La tragédie de Charlie Hebdo et les attentats survenus à Paris la semaine dernière ont suscité un engouement médiatique tel que la course au scoop et son imprudence l’a emporté sur le principe de précaution, cher à la déontologie journalistique. Ainsi, la présomption d’innocence a été atteinte, par plusieurs médias.
En une de La Meuse du samedi 10 janvier, quotidien régional édité par le groupe belge Sudpresse, on peut lire que « Justice est faite ! ». La justice, le légal, parlons-en. Sur cette première page, l’atteinte à la présomption d’innocence est claire et même multiple. Chacun des trois suspects se voit attribuer le double statut « d’assassin-terroriste ». Cependant, comme le stipule la loi Guigou 2000, « tout prévenu est présumé innocent jusqu’à ce qu’il ait été déclaré coupable ». À partir du moment où la justice ne s’est pas prononcée sur la culpabilité d’une personne, elle peut et doit même jouir de ce droit.
Cette une a d’ailleurs suscité des réactions, d’abord sur les réseaux sociaux, mais aussi celle d’un des chefs d’édition du journal, menacé de licenciement pour avoir critiqué ce choix éditorial (Pour en savoir plus).
Le quotidien belge n’est pas le seul à avoir porté atteinte à ce bénéfice du doute légal. Aux vues de la une de la Dépêche du Midi en date du samedi 10 janvier qui attribue le qualificatif de tueurs aux frères Kouachi et à Ahmed Coulibaly, la question de la présomption d’innocence se pose de nouveau. Ici, derrière le titre, la volonté de mettre en scène ou de choquer n’est pas visible ou induite comme sur la une précédente. La volonté ici semble plutôt être de rassurer. On entre alors dans un registre émotionnel, qui certes, fait vendre, mais au détriment de la notion primordiale de tout titre de presse, l’information.
En une de l’Éclair du dimanche du 11 janvier, on constate une double accusation avec les termes « terroristes » et « assassins ». Dans l’épilogue ils sont clairement présentés comme les auteurs de l’attentat.
Il est important de rappeler, en vertu du droit français et du droit de la presse, que si les frères Kouachi et Ahmed Coulibaly ont revendiqué ces attentats, leurs aveux n’ont aucune valeur juridique. De même, les indices qui tendent à constituer des preuves de leur culpabilité, comme la carte nationale d’identité d’un des tueurs présumés n’en font pas plus des coupables tant que l’enquête et le procès n’ont pas prononcé de verdict.

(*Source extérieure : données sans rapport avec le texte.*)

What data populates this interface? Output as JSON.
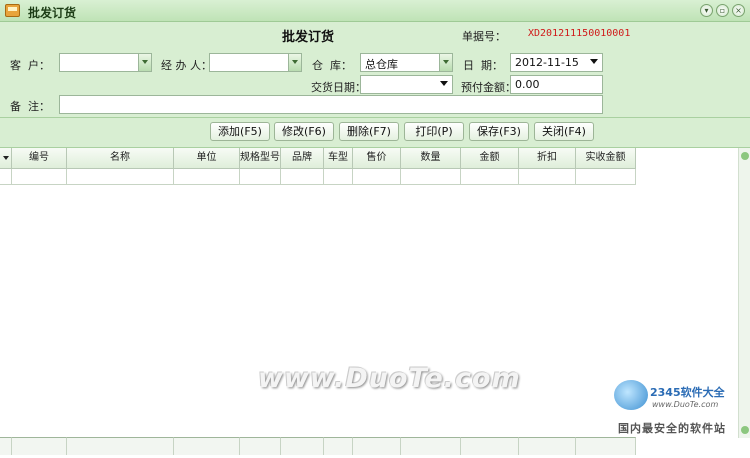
{
  "window": {
    "title": "批发订货"
  },
  "form": {
    "heading": "批发订货",
    "doc_no_label": "单据号：",
    "doc_no_value": "XD201211150010001",
    "customer_label": "客  户：",
    "customer_value": "",
    "handler_label": "经 办 人：",
    "handler_value": "",
    "warehouse_label": "仓  库：",
    "warehouse_value": "总仓库",
    "date_label": "日  期：",
    "date_value": "2012-11-15",
    "delivery_date_label": "交货日期：",
    "delivery_date_value": "",
    "prepaid_label": "预付金额：",
    "prepaid_value": "0.00",
    "note_label": "备  注：",
    "note_value": ""
  },
  "toolbar": {
    "add": "添加(F5)",
    "edit": "修改(F6)",
    "delete": "删除(F7)",
    "print": "打印(P)",
    "save": "保存(F3)",
    "close": "关闭(F4)"
  },
  "grid": {
    "columns": [
      "编号",
      "名称",
      "单位",
      "规格型号",
      "品牌",
      "车型",
      "售价",
      "数量",
      "金额",
      "折扣",
      "实收金额"
    ]
  },
  "watermark": {
    "main": "www.DuoTe.com",
    "brand": "2345软件大全",
    "url": "www.DuoTe.com",
    "tagline": "国内最安全的软件站"
  },
  "colors": {
    "window_bg": "#d8eed2",
    "accent_red": "#d01a1a"
  }
}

Une couverture médiatique à outrance
Pour couvrir l’évènement, de nombreuses chaînes ont modifié leur grille des programmes pour permettre aux Français de suivre une actualité dénuée de son sens et constituée de bribes d’informations relayées et parfois non vérifiées. En résulte le cas du jeune Mourad Hamyd, suspecté d’être le complice des frères Kouachi alors qu’il était en classe au moment des faits. Peu de titres de presse en ont fait une information à part entière. On retient cependant le quotidien régional L’Ardennais en date du dimanche 11 janvier.
À de nombreuses reprises, les chaines étaient présentes sur les lieux et suivaient en direct plusieurs interventions des forces de l’ordre. Si cela permet de « garder le public en haleine », cela aurait pu compromettre le bon déroulement des actions mises en place.
Maëlle Hamma
*Cette revue de presse n’a pas pour objectif de déculpabiliser ou d’innocenter les auteurs présumés des attentats de Paris. Le but étant de constater un manque de prudence et l’atteinte à la présomption d’innocence dans le traitement médiatique de ces attaques terroristes. Les journalistes restent des garants de l’information et doivent être prudent dans leur façon de transmettre l’information, sans intérêt quelconque.